En 2012, la banqueroute étatique est venue s’adjoindre à la contre-performance. Car au basket, l’expertise étrangère n’a jamais fait recette. Ni résultat. « Les étrangers n’ont jamais fait mieux que les locaux », confirme le Directeur technique national (Dtn), Ado Sano. Cinq fois vainqueur avec les Lions et neuf fois champion avec les Lionnes, le Sénégal de la balle orange s’ajuste au train de vie de l’Etat déficitaire et prend le raccourci nationaliste. Baba Tandian, président de la Fédération sénégalaise de basket-ball :« J’ai reçu beaucoup de lettres de coaches français, italiens et serbes mais je n’ai pas donné suite ». Parce qu’à l’affiche des résultats, les Lions ont connu leur pire résultat suite au non déplacement de Sam Vincent en Angola avec cette neuvième classe. L’agonie et la crise se sont invitées dans le monde orange masculin en 2007. Depuis, on cherche la voie du Salut. Cheikh Sarr va-t-il la tracer ?
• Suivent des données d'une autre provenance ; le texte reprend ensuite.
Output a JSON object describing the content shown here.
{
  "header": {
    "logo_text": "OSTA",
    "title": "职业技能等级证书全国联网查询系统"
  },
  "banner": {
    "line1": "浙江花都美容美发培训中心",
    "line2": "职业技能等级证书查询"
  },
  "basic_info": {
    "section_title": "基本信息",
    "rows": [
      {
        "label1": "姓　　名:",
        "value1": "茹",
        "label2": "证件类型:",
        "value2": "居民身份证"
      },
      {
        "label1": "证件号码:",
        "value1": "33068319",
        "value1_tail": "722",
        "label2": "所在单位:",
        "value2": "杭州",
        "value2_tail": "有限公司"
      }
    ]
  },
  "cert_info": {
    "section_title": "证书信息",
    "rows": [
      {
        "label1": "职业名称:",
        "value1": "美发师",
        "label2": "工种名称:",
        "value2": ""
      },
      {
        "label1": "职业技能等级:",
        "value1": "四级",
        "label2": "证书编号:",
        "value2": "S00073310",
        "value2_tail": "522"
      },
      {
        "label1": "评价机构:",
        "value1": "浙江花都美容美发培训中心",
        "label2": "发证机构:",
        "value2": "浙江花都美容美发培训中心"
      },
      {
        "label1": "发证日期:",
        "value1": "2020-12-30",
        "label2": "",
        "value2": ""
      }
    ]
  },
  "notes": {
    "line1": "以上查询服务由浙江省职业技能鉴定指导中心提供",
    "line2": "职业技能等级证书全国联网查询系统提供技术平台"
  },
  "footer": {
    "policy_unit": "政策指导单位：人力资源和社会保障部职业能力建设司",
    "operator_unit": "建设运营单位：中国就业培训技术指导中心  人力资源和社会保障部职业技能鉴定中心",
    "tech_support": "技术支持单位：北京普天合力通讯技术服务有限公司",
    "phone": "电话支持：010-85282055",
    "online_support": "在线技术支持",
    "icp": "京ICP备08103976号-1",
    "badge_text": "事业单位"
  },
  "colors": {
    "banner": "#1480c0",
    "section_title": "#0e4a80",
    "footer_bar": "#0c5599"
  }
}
Cheikh Sarr pour rallier Côte d’Ivoire 2013 : Ancien adjoint d’Alain Weisz et d’Abdourahmane Ndiaye Adidas, il prend momentanément du galon en Equipe nationale. Promu chez les Lions, l’entraîneur des Etudiants de l‘Université Gaston Berger (UGB), championnat et vainqueur des Coupes du maire et du Sénégal 2011 avec l’As Douanes, se voit responsabilisé après 6 ans d’assistanat. A Praia, il va coordonner le chantier de la reconquête des titres avec ses pairs habitués aux bancs des Equipes nationales, Parfait Adjivon du Duc et Raoul Toupane de l’Asfa. Le trio a une expérience forte de trois Can. Du 10 au 22 août au Cap-Vert, il vise le billet pour Abidjan où « l’objectif, c’est de figurer dans les trois premières places », assigne d’emblée Ado Sano. Mais, la qualification passera par de meilleures conditions de travail des techniciens qui courent après leurs arriérés de Madagascar 2011.

Pour survoler la Zone II, il est prévu un stage interne à Dakar du 25 juin au 30 juin. Puis, un stage externe en Espagne du 30 juin au 6 août avant de s’envoler le 8 août au Cap-Vert. La zone II regroupe le Sénégal, le Mali, la Guinée Bissau et le Cap-Vert.

Les Lionnes, elles, après deux Can avec Moustapha Gaye, suspendu pour 5 ans après une couronne de Reine d’Afrique en 2009 et une médaille d’argent à Mali 2011, tombent sous les bras de Moussa Touré, l’ex de la Tunisie. Ici, le chantier semble moins corsé. Il s’agit juste de reprendre le flambeau perdu au Mali devant les Angolaises, championnes d’Afrique 2011. A moins que l’Angola ne se dessine le même destin qu’en garçon avec l’ouverture de son palmarès féminin.